The purity of their logic confused me. I had always been an absolutist, like
those Jain monks who see God in an ant. Who, when inadvertently stepping
on a beetle see a sentient being crushed to death.

If I could kill mink, why not men?

SEX FOR LIVER


It was the cosmic glue of our love. The outward
expression of my inability to be romantic. We
transcended irritation, bad weather and snow
storms locked securely in our love capsule.
Until the day her anti-depressant kicked-in.
Until the day a posse of post depression Greek
sex bandits named Lexapro, Paxil, Prozac and
Zoloft rode down the middle our bed and blew
up our love nest.

Seeking the balance that medication brought her,
but wanting the pleasures of intimacy, she searched
for the right pharmaceutical drug. Promising sex,
with only the side effect of liver damage or death
(only one of every 250,000 actually die), she came
upon Serzone.

"Yes, but what if it kills you?

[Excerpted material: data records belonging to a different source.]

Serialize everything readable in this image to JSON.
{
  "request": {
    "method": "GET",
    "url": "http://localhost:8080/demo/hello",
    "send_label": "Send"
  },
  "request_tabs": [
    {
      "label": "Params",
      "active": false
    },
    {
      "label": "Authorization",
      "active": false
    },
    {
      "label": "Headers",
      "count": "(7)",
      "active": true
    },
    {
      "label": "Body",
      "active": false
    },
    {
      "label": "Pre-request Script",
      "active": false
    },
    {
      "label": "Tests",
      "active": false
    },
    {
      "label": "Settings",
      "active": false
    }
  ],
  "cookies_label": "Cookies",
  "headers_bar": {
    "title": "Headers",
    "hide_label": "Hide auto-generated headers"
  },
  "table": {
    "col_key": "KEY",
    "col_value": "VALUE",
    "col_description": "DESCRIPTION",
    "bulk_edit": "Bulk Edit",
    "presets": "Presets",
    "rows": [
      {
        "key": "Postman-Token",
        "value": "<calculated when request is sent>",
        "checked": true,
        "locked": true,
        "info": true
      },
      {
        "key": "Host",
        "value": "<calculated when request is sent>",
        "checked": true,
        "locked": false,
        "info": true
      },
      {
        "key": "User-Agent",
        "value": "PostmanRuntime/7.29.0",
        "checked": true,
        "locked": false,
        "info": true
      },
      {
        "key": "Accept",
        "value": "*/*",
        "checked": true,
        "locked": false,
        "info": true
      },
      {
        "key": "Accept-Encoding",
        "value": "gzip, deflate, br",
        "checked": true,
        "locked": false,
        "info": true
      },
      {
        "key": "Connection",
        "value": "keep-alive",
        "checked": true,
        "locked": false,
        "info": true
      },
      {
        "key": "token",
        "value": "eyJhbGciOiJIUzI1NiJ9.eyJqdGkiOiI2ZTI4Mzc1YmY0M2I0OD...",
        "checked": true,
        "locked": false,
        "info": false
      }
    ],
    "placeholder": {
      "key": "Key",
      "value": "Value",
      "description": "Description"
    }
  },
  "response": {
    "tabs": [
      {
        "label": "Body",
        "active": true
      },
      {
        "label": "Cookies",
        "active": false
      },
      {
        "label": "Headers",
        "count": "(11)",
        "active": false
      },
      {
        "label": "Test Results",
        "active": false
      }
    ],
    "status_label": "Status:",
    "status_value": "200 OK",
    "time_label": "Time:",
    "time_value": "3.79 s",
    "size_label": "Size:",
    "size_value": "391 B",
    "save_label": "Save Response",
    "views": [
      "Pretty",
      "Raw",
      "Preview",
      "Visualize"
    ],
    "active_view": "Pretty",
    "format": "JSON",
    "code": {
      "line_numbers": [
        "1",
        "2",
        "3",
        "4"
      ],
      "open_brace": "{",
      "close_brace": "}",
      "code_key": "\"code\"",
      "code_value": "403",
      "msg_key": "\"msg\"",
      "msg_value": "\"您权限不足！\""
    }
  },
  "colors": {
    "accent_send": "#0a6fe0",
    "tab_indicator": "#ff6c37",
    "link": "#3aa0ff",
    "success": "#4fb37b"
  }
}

Or ruins your liver?"
Maybe my desires, my passions would kill her?

She'd already given up drugs (at least the illegal ones)
and alcohol too. She had surrendered her anxiety
disorder and depression to popular medication, but
chanted "God damn it, I'm not giving up sex!"

I loved her perverse sense of justice. It wasn't based
on logic, but rather on passion. "Well, as long as it's
going to wreck your liver, why not just start drinking again?"

"No, I'm staying sober." Again her perverse logic.
The unpredictable universe between her ears.
The broadest canvas a writer could hope to find.
She was better than my fiction. I awed at the vistas
I saw in her. The river of tears that coursed through
her sleepless sexless nights as she clung to a life that
had gone ipso-flipso.

She knew what she was willing to sacrifice.
We knew what we had to do, and that night
had liver and onions before going to bed early
in order to get a few extra rounds in. It seemed
like the only holistic, metaphoric thing to do.